Why Are We So Obsessed With Putin’s Health?

Why Are We So Obsessed With Putin’s Health?

The health of Russian President Vladimir Putin has been a subject of widespread speculation in recent days, with unproven rumors spreading that he might have Parkinson’s disease or cancer.

The Kremlin has denied such speculation, but it hasn’t stopped observers from probing small details in videos of Putin holding meetings—a tense posture or a brief tremble, for example.

Many suspected it after his weird meeting sign Shoigu, during which he held on to the table for 13 minutes.

This is probably the clearest video of something being wrong with Putin’s health.

Look at his leg & hand tremors!

Any doctor out there willing to weigh in?

Parkinson? pic.twitter.com/Vt0TpHtdrF

— Visegrád 24 (@visegrad24) April 24, 2022

However, it’s not only Putin who has been subject to such scrutiny. For decades, political leaders in high office have been caught up in health speculation for even slight details, such as when Richard Nixon was seen sweating under studio lights during a TV debate with John F. Kennedy in 1960 or when Donald Trump sniffled during a debate between himself and Hillary Clinton in 2016.

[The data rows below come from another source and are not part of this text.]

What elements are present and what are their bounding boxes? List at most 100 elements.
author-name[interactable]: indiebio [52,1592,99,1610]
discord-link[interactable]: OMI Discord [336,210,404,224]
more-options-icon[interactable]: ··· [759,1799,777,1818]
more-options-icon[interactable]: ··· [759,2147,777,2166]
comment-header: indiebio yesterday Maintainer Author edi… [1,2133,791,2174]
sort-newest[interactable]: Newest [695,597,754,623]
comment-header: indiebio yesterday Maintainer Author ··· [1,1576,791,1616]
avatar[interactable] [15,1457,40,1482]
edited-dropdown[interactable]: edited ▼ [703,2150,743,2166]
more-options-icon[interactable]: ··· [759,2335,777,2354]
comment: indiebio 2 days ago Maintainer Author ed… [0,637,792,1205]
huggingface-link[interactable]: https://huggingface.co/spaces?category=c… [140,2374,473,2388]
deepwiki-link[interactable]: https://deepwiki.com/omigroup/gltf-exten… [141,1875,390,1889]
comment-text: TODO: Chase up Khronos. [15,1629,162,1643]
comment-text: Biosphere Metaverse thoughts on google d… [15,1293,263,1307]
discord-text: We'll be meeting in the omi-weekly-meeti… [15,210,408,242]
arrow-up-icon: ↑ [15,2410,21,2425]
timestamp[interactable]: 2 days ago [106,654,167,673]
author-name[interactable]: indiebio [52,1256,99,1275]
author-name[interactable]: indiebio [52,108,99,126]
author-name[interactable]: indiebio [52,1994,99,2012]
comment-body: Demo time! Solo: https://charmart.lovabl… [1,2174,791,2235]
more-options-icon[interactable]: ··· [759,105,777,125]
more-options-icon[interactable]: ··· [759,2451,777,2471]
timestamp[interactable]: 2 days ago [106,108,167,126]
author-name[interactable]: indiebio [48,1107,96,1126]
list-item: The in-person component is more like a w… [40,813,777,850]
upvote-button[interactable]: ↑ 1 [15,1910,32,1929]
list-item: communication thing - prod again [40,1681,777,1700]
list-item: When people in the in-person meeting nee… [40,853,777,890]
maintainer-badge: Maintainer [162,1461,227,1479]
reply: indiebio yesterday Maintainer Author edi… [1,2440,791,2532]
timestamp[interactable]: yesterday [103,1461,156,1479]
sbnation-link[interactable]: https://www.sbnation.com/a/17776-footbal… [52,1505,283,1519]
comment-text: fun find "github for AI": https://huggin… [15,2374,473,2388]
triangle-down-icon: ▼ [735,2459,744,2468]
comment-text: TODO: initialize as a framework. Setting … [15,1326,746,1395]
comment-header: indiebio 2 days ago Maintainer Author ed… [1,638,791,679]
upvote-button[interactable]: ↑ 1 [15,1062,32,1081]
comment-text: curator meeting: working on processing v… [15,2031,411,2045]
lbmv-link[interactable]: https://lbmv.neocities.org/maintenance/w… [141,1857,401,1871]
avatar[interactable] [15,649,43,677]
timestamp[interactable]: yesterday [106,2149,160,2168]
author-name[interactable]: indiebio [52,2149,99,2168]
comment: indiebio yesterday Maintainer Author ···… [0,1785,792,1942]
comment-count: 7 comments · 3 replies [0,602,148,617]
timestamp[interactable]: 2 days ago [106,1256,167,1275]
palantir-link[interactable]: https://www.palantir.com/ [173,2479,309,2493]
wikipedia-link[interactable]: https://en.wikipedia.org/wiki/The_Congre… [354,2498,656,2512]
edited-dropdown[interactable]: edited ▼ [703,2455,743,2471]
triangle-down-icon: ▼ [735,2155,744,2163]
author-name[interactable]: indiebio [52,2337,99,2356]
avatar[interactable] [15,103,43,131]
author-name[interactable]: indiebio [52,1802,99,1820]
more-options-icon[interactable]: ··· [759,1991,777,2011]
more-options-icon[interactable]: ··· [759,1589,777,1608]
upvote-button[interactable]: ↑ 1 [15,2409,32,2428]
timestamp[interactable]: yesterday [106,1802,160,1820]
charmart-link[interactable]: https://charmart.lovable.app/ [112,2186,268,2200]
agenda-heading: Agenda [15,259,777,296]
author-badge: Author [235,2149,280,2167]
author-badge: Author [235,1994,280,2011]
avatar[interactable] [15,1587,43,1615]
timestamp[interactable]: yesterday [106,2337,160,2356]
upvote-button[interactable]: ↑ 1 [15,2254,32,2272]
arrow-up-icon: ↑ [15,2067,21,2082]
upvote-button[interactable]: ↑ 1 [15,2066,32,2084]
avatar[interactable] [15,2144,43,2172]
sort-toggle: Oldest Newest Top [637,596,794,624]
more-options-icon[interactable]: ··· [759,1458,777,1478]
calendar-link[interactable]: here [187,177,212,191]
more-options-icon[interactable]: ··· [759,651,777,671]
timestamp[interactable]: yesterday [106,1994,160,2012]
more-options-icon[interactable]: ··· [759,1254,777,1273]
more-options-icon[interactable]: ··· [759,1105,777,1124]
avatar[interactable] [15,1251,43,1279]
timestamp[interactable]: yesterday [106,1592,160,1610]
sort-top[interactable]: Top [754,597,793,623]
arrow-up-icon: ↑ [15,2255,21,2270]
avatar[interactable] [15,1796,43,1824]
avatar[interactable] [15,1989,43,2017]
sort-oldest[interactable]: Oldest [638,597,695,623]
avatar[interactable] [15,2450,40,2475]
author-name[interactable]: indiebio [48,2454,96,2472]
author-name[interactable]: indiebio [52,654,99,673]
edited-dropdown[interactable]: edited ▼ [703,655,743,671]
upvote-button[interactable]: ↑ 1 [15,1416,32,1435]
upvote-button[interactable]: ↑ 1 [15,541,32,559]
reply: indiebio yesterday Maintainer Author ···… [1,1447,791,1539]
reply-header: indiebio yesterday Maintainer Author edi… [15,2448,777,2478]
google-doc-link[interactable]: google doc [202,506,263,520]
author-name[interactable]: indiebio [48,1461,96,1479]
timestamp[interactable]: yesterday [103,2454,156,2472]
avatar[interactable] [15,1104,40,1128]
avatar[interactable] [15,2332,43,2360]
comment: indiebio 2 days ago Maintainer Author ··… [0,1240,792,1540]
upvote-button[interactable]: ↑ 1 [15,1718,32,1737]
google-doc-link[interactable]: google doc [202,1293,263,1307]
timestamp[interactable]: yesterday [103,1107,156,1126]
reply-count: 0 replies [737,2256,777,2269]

Trump’s health was also subject to huge media attention in 2020 ahead of, during, and after a COVID infection that left him briefly hospitalized.

“When a political leader’s humanity is on display the longest in an unscripted public event—during a televised live debate—perfect health is especially expected by a judgmental audience,” David Clementson, a public relations expert in the Department of Advertising and Public Relations at the University of Georgia, told Newsweek. “The public doesn’t want to see a politician succumb to human emotion and release a teardrop from an eye, or to have symptoms of the common cold with a cough and congestion.”

This might make sense during domestic elections when the nation’s political, economic and social direction may depend on the health and general capacity of a leader. Why does it also seem to matter to the West with Putin?

“I think there are at least two reasons why people are interested in politicians’ health,” Aleksandra Cichocka, reader in political psychology at the University of Kent in the U.K., told Newsweek. “First, we want to know if someone is fit for office. This can be a legitimate concern, but can also be part of political attacks. I’m reminded here of Trump’s campaign constantly questioning the health and stamina of Hillary Clinton. Questioning Putin’s health might similarly be a way of challenging his leadership.”

“However, there might also be a second reason for why stories of Putin’s ill-health are so appealing,” she continued. “The invasion of Ukraine poses an existential threat, and people might be motivated to explain why something so devastating is happening. Putin being unwell could help make sense of this otherwise incomprehensible situation.”

All this may also explain why some politicians are so keen to keep any medical conditions private. Kennedy, despite coming off well in his 1960 televised debate with Nixon, had a long medical history that has only in recent decades become more thoroughly understood.

The former president suffered several ailments and was generally in more pain than the public knew at the time. He variously had colitis, a urinary tract infection, adrenal insufficiency, and had been hospitalized for back and intestinal ailments on several occasions between 1955 and 1957.